“What was so funny, Duncan?”

For a little he said nothing. We passed between two silent stone buildings, leaving left the carefully tended forecourt.

“Well, y’see, Ian,” he said finally, “it pleases Miss Elaine to needle Shona about Scottishness.”

“And everybody else about their own particular fancy, eh?”

“Maybe,” he said drily. ’Yon’s my wee factory.” We paused outside a low stone barn, slate roof tethered by large flat slabs against winter storms.

“Is that what Elaine needles you about?” I asked.

“O’course.” His honesty was disarming. I began to like Duncan McGunn. “And my Michelle about being Belgian.”

“The question is why,” I prompted.

“Not so, Ian.” He did things to a padlock to let us in. “The question is what will Miss Elaine find irks you, isn’t it?” I didn’t think much to what he said. I wish now I had, honest to God.

The place’s interior was a hundred feet by forty, give or take, and daylit from a couple of long slender windows running much of the length. Its scent was exquisite to a born faker—oils, varnishes, sawn woods, glues, sweat. Duncan’s current opus stood on a low metal bench.

“Sheraton copy,” I said. I could tell I was grinning from the sound in my voice.

“Where’d you get it?”

Cagey silence. I didn’t blame him. No trader gives his sources away. It was a battered Victorian chest of drawers imitating Sheraton. Three big drawers below two “half”

drawers, with slightly curved short legs. Some nerk had given each drawer wooden bulb handles. The Bramah locks were a giveaway because that locksmithing genius wasn’t around in 1780, the pretended age of this poor relic. I walked around it, pleased to be back in the real world.

“You’ll reduce it, of course?”

He filled a pipe slowly. “How?”

“It looks pretty well made.” I pulled a drawer and inverted it to check the wear and patination of age. Some wicked modern fakers add these small convincing details. It’s terrible to buy a piece like this, only to find once you’ve got it home that it’s phony. We have a saying in this rottenest game, that you can never make anything good from a bad fake. But this was some skilled Victorian carpenter’s forged “Sheraton.” It had once glowed, been really quite stylish.

“Any ideas?” Duncan asked.

All right. He’d a right to expect proof I knew what I was on about.

“Only one,” I said, and tapped its top. “Lose the two smaller drawers. Settle for the bottom three. They’ll need cutting down in size, of course. Replace the handles with brass reproductions. Leave the Bramah locks; when you advertise it, admit quite openly that they’re later additions.”

“Aye, but if a buyer looks at the base he’ll see where the curved front’s been cut through the middle.”

“Then don’t sell it to a skeptic, Duncan.” I’d given him the best recipe and he knew it.

“Fancy your chances?” he said. A challenge.

“Yes.” We got chatting then about some good “reproductions,” as I politely termed them, which I’d seen fetched through East Anglia. It transpired that he’d forged a Hepplewhite pot-cupboard I’d bought and sold on to Dortmund (think of a box with tall straight unadorned tapering legs).

“So you made that torchere I bought last autumn?”

“Aye.”

“God. Was it worth it? It must have cost the earth.”

He sighed, nodding. “It did, Ian. Days and days of work. But it convinced reluctant buyers that somebody up here could do the job as well as most.”

“Well done.” I love a craftsman. The tall torchere had had a tripod appearance—three elegant mahogany legs, with three slender central supports up to an everting triple for the six-sided tray that would hold the household’s oil lamp. Some antiques are too expensive to fake commercially.
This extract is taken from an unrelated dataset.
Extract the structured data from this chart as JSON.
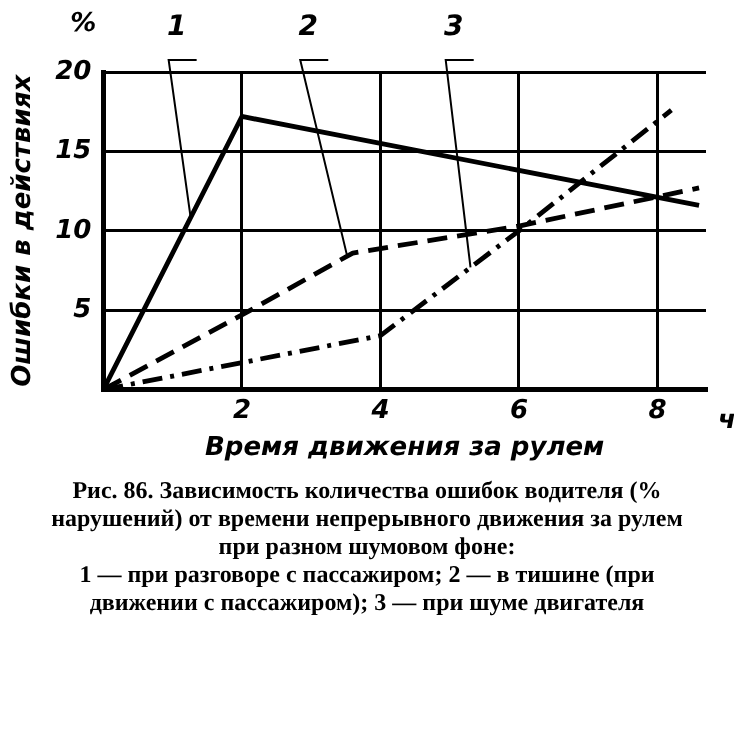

The decorative torchere is one, because there are plenty of cheap pole screens about—genuine antiques, too—which fakers can buy to make them out of. “Pity you killed a Queen Anne pole screen to build it, though.”

“How’d you spot that?”

I checked myself in time. “Oh, the mulling top and bottom ran different ways, I think.”
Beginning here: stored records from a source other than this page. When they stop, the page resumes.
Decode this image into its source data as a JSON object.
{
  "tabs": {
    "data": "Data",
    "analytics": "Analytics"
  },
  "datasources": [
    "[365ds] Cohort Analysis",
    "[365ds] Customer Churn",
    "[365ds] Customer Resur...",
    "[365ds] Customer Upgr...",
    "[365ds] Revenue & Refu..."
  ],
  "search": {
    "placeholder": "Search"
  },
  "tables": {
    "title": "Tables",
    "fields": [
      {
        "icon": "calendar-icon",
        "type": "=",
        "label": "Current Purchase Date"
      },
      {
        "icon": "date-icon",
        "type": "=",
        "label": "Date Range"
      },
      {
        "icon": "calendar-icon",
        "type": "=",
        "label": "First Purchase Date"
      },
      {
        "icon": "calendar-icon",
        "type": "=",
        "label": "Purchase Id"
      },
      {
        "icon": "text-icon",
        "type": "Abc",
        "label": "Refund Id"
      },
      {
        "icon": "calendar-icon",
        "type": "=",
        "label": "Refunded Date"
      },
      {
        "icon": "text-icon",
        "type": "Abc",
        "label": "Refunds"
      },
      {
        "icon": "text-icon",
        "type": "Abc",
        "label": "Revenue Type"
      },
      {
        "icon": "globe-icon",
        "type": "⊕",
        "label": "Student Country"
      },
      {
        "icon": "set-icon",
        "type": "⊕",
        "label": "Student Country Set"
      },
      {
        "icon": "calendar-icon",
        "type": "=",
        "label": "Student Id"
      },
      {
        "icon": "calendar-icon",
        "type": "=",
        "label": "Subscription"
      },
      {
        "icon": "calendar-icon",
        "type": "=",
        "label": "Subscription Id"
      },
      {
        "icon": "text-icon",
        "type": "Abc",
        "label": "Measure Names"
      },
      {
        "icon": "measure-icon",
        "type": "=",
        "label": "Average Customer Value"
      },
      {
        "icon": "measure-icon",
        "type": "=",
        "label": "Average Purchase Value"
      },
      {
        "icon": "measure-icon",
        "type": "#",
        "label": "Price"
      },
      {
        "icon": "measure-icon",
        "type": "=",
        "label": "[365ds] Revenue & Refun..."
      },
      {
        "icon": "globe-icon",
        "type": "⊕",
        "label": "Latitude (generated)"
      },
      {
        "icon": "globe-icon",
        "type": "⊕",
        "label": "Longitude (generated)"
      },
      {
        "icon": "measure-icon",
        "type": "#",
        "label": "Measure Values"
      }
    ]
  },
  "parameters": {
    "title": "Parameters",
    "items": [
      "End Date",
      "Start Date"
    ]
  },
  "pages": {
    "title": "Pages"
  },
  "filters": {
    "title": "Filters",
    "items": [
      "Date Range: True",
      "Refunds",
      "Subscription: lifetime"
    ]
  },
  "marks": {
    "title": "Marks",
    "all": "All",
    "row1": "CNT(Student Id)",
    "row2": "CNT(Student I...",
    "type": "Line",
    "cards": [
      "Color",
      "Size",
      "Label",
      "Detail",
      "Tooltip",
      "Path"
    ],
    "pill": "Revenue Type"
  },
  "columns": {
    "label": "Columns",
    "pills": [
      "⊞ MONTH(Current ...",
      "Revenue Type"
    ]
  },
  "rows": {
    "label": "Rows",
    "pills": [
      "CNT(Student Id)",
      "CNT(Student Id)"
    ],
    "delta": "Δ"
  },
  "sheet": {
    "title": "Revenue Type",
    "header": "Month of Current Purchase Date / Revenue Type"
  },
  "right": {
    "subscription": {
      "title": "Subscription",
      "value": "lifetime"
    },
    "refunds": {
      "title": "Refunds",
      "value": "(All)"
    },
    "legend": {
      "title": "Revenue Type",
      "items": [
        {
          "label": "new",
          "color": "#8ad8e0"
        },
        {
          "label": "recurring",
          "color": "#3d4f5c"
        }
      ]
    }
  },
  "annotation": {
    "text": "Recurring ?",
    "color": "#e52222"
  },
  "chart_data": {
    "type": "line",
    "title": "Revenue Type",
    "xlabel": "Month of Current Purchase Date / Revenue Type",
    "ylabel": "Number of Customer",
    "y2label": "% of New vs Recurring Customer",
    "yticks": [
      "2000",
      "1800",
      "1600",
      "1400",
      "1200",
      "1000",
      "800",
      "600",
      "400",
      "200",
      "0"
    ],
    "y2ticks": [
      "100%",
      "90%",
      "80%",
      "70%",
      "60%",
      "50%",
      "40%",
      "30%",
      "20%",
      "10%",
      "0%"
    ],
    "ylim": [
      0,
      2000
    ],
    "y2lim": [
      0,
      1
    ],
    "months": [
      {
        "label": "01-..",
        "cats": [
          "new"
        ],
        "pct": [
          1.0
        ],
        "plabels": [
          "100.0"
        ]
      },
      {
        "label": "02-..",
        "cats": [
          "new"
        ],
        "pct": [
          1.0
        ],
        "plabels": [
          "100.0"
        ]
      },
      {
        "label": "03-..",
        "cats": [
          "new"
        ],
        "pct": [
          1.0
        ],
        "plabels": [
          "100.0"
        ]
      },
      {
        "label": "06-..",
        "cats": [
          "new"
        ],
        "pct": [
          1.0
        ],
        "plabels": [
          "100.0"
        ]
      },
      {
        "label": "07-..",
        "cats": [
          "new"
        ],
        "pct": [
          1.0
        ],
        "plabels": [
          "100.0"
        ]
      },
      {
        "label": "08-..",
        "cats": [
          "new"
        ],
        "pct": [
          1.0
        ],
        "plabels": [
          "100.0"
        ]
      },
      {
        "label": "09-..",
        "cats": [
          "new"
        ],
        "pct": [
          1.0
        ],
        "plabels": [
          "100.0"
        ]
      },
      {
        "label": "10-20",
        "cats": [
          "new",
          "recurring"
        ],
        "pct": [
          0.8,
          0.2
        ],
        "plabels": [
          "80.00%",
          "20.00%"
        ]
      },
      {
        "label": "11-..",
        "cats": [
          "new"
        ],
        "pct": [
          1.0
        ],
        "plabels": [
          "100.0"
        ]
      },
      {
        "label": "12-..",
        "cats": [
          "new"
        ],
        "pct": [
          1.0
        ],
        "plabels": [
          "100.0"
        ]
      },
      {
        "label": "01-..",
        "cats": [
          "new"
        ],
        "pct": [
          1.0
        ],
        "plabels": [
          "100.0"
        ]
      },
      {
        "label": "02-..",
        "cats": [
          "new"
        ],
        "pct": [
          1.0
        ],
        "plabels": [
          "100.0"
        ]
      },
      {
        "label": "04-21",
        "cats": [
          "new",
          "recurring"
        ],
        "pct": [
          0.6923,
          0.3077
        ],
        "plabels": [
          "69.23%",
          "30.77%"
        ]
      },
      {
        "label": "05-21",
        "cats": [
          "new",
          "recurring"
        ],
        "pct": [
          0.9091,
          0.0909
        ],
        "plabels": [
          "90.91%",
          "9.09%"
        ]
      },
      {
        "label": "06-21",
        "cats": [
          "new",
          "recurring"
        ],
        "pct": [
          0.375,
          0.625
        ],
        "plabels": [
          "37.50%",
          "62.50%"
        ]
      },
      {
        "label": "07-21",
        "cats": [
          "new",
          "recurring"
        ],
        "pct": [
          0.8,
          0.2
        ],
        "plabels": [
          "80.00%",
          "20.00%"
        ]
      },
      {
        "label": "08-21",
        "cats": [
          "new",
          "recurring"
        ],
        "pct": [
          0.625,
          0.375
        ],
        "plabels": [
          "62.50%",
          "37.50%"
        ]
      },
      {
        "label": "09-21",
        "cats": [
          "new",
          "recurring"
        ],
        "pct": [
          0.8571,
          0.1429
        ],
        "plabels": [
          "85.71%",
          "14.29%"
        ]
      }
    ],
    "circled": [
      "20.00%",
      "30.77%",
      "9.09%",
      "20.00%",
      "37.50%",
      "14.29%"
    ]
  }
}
“Did they now,” he said evenly, faithless sod.

“Mmmh.” Quite honestly I couldn’t remember. It had been the sad little bleat of the genuine mauled antique that had brought tears to my eyes.

“One thing, Duncan. I thought clans had lairds. Isn’t a chieftainess unusual?”

“The Laird James passed away a few years since.”

Aha. I’d save that bit up. Had plain James Wheeler become The McGunn? Maybe he married into the position. Well, it happens in business empires. Why not?

A bell clonked on the wall. I was glad to see it was an original spring-suspended clapperbell and not some shrill electric foolishness.